Data Portability = Greater Competition

Amid the push toward open banking rules, said Chopra, the CFPB is taking a “new approach” to market regulation. That includes moving away from incumbent methods, such as screen scraping, which are not secure or sustainable while establishing new mandates for data sharing.

With a new, more pro-competitive market view, he said that mandating that data holding companies must share permissioned data with authorized third parties will lead to more “shopping” by consumers “because they have the leverage to walk away and because they will have access to more tailored products and services.” Switching becomes easier and data portability ensures that, as Chopra put it, “consumers won’t have to start from scratch.”

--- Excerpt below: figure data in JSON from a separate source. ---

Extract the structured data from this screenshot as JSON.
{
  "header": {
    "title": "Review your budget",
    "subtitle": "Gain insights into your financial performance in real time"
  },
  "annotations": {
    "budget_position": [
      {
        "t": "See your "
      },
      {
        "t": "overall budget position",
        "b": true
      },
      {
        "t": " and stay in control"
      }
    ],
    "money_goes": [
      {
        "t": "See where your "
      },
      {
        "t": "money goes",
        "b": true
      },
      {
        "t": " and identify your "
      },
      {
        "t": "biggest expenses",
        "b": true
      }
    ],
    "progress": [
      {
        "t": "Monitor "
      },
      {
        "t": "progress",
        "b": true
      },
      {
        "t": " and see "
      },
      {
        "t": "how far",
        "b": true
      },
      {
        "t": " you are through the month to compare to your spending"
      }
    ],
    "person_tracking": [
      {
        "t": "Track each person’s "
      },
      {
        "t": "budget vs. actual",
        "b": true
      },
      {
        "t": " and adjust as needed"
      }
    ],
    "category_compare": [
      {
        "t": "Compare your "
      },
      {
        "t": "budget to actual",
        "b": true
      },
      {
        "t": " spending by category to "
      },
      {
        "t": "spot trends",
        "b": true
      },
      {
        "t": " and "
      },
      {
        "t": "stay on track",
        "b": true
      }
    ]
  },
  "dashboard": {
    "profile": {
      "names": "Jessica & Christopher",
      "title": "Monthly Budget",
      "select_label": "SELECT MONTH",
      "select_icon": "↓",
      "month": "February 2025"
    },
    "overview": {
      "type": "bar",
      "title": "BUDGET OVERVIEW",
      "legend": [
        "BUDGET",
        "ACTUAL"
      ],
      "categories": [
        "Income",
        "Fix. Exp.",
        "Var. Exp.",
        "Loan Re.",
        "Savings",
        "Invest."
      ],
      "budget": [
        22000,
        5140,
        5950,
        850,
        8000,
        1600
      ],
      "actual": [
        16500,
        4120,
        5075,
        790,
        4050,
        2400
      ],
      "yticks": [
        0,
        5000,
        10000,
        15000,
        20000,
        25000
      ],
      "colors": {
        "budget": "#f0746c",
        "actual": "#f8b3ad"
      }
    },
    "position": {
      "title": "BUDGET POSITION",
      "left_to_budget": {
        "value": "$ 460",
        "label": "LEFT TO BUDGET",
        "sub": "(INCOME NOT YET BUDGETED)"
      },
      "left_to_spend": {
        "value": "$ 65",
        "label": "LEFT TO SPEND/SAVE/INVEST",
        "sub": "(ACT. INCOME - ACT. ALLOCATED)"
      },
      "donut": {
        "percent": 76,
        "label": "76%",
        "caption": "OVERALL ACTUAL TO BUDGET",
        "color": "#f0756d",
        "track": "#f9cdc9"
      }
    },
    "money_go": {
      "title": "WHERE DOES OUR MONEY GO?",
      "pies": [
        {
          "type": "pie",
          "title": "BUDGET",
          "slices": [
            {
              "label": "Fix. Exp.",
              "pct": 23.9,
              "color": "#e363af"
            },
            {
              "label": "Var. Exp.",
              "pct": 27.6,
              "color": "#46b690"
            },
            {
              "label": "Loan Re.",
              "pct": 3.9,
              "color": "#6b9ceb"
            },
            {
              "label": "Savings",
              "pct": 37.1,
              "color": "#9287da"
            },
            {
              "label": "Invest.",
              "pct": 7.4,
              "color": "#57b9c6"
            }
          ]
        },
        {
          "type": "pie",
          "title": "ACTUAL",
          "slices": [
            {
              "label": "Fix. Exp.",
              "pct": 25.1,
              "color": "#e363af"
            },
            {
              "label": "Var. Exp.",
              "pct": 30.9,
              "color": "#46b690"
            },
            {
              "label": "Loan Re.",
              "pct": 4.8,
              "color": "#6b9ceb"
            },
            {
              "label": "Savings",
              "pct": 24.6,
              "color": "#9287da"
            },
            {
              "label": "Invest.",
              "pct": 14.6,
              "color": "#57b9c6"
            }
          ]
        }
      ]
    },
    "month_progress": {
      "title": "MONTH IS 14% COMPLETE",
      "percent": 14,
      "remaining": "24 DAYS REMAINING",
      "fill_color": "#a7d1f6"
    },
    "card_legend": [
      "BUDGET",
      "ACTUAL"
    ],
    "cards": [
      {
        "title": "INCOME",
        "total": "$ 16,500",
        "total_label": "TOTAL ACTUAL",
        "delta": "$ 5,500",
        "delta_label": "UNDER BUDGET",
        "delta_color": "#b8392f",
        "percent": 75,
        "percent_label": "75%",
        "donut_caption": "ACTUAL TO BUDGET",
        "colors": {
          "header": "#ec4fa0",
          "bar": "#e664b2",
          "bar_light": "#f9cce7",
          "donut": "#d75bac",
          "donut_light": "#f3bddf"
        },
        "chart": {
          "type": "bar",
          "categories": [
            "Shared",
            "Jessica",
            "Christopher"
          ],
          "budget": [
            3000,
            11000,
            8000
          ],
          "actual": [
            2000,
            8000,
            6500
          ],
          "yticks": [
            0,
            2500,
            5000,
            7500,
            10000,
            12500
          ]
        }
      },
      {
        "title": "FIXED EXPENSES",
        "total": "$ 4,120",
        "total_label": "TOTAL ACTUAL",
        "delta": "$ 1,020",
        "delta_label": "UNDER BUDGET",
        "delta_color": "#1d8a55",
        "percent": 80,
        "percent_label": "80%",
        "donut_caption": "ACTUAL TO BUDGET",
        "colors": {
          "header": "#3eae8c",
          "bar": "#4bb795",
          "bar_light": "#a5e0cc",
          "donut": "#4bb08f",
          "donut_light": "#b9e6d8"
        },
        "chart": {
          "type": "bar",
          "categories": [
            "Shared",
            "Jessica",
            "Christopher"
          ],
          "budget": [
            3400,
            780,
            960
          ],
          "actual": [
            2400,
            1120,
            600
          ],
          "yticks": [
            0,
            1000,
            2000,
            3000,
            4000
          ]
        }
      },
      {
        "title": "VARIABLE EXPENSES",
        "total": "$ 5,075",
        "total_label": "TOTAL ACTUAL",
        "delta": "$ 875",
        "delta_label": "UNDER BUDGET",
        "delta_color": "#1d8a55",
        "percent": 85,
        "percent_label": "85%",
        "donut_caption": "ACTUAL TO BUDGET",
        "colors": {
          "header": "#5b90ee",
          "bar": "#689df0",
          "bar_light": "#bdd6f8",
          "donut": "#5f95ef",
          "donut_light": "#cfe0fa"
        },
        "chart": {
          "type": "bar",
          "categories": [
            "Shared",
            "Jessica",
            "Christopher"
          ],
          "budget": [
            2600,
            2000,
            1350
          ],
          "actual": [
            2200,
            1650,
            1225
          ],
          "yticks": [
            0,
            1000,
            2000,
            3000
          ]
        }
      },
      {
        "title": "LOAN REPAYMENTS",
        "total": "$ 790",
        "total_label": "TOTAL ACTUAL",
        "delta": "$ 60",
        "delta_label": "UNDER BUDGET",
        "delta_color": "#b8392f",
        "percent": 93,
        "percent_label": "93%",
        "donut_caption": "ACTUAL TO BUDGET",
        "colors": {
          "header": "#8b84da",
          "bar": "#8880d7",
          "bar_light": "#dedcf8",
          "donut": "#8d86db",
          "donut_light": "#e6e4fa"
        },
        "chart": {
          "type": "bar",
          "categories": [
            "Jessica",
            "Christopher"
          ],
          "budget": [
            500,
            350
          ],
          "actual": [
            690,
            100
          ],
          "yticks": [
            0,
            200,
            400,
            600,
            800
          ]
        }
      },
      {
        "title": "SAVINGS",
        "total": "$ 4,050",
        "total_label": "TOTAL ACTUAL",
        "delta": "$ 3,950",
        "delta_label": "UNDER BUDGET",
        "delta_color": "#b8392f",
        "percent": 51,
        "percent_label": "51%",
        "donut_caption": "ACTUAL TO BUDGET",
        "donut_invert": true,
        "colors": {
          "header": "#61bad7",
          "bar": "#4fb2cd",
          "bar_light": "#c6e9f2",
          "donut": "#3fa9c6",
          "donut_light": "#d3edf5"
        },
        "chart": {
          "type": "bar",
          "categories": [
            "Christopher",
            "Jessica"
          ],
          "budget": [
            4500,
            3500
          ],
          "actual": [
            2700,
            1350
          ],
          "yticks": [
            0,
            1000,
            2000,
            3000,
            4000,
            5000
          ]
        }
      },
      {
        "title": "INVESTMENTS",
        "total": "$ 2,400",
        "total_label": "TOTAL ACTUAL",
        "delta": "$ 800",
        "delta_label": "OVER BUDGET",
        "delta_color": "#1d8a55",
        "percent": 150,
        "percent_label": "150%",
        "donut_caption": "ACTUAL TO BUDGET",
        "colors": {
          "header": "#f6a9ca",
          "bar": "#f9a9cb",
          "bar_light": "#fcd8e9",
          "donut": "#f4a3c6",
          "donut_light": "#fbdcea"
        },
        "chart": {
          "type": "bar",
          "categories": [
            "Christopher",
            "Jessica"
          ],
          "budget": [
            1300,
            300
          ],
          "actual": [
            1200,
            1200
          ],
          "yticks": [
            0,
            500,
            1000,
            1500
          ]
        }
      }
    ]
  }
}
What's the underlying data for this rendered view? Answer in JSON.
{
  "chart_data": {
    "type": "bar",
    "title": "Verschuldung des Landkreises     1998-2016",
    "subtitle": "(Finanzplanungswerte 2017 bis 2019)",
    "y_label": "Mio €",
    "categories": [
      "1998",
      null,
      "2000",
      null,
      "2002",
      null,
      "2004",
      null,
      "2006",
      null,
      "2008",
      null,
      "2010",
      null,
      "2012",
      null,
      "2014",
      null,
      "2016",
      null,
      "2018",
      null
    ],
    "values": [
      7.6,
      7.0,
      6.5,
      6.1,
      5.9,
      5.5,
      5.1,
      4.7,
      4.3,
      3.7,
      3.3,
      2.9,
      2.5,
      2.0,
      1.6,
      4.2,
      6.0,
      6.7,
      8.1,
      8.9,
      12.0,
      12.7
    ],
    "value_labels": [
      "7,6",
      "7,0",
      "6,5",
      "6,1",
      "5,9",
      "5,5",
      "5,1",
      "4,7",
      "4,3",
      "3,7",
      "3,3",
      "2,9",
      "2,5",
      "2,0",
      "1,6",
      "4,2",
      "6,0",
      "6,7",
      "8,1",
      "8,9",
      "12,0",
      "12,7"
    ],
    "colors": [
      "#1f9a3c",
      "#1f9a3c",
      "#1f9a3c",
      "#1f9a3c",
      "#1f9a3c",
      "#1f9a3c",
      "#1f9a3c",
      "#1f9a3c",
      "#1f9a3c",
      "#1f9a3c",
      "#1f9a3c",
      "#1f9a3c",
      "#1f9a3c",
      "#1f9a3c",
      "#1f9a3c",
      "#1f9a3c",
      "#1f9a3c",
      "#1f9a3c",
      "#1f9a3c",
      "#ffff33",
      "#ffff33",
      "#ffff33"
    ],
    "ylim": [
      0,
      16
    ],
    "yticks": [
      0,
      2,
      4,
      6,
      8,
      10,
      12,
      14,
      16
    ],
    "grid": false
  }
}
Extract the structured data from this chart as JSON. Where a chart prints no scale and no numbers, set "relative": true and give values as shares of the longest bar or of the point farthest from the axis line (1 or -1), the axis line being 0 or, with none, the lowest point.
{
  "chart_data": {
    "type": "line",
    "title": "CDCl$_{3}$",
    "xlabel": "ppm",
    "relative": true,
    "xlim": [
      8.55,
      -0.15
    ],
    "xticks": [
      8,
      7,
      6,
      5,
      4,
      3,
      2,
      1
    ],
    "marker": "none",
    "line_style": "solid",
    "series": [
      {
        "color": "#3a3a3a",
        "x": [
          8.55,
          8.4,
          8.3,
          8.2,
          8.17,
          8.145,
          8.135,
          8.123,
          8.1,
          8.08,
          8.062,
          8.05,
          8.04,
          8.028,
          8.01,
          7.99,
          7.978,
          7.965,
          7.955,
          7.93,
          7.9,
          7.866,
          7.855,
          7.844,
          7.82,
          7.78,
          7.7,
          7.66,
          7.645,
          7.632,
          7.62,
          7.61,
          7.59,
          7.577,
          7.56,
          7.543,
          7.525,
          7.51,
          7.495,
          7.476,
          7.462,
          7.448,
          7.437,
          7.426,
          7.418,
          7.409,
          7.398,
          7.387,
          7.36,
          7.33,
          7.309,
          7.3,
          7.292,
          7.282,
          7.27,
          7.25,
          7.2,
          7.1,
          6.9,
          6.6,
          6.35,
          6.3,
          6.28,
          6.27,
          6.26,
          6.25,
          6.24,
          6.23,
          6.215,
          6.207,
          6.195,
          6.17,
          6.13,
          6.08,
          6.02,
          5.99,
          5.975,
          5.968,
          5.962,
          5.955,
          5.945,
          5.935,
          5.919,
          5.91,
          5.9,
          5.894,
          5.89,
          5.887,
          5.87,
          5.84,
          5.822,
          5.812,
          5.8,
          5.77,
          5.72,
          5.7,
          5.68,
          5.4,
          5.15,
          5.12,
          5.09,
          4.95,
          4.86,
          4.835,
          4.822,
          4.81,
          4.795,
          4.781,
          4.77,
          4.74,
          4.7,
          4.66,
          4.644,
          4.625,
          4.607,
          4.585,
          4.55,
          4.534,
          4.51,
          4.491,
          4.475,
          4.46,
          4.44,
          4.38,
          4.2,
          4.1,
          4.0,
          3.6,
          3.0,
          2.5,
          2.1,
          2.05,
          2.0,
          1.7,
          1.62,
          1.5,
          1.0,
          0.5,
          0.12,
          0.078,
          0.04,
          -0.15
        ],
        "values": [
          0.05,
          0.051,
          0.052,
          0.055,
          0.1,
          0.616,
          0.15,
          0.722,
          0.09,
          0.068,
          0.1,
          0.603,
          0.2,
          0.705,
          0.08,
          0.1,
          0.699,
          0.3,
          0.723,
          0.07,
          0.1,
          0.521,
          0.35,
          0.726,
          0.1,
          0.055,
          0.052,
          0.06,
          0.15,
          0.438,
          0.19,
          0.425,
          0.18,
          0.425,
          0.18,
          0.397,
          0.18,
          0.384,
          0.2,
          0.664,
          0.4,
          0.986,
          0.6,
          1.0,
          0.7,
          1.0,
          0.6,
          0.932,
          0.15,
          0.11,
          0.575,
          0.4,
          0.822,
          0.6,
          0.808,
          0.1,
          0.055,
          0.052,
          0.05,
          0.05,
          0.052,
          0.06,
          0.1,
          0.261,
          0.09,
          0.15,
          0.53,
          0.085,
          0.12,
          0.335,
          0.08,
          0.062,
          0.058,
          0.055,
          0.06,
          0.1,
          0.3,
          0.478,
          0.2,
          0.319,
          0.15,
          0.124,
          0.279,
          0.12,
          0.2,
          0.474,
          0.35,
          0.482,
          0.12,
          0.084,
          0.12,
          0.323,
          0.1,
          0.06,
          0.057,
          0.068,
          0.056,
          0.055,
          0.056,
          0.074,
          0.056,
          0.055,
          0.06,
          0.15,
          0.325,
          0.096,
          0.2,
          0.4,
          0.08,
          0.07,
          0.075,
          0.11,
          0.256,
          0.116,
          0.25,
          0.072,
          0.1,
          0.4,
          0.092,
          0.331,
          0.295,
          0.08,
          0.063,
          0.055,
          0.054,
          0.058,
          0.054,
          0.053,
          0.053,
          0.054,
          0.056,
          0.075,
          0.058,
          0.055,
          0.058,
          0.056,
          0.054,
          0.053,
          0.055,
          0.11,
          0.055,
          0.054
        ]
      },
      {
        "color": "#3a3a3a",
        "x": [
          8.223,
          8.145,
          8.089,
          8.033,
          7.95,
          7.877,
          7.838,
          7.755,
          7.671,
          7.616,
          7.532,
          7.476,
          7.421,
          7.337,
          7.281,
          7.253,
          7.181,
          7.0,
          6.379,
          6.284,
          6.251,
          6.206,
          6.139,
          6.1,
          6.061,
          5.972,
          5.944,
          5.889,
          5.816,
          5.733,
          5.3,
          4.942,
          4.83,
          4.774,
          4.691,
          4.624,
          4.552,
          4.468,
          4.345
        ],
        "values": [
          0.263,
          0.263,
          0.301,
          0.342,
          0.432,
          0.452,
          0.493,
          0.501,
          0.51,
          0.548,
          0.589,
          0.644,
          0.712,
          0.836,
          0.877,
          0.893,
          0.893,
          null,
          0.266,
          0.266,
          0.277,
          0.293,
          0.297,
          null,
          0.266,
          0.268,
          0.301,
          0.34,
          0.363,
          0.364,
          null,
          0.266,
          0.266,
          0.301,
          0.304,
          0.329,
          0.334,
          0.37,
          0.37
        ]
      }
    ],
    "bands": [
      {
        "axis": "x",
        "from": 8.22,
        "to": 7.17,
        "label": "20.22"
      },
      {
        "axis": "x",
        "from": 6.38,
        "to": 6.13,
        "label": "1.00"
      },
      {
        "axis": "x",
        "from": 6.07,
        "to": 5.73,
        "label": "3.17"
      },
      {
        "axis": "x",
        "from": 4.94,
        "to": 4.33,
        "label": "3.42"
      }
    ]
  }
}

There’s a precedent to data portability here, as Chopra noted, and it is found in telecom. Consumers have long been able to move their numbers between carriers with minimal switching costs.

Chopra’s speech also outlined a few examples of improved financial services under open banking, once those data sharing practices are fully in place. Consumers who want to link their accounts with an app that helps with daily budgeting to find a route to affordable credit would be able to do so without having to provide login credentials to third parties.

PYMNTS noted earlier this year that there’s some readiness on the part of consumers to switch their primary financial institutions (FIs), depending on the services and products on offer, as well as the perceived level of data security. Thirty-five percent of these “potential switchers” cited offerings of loyalty and reward programs, 32% mentioned account fraud protection and 32% selected data security.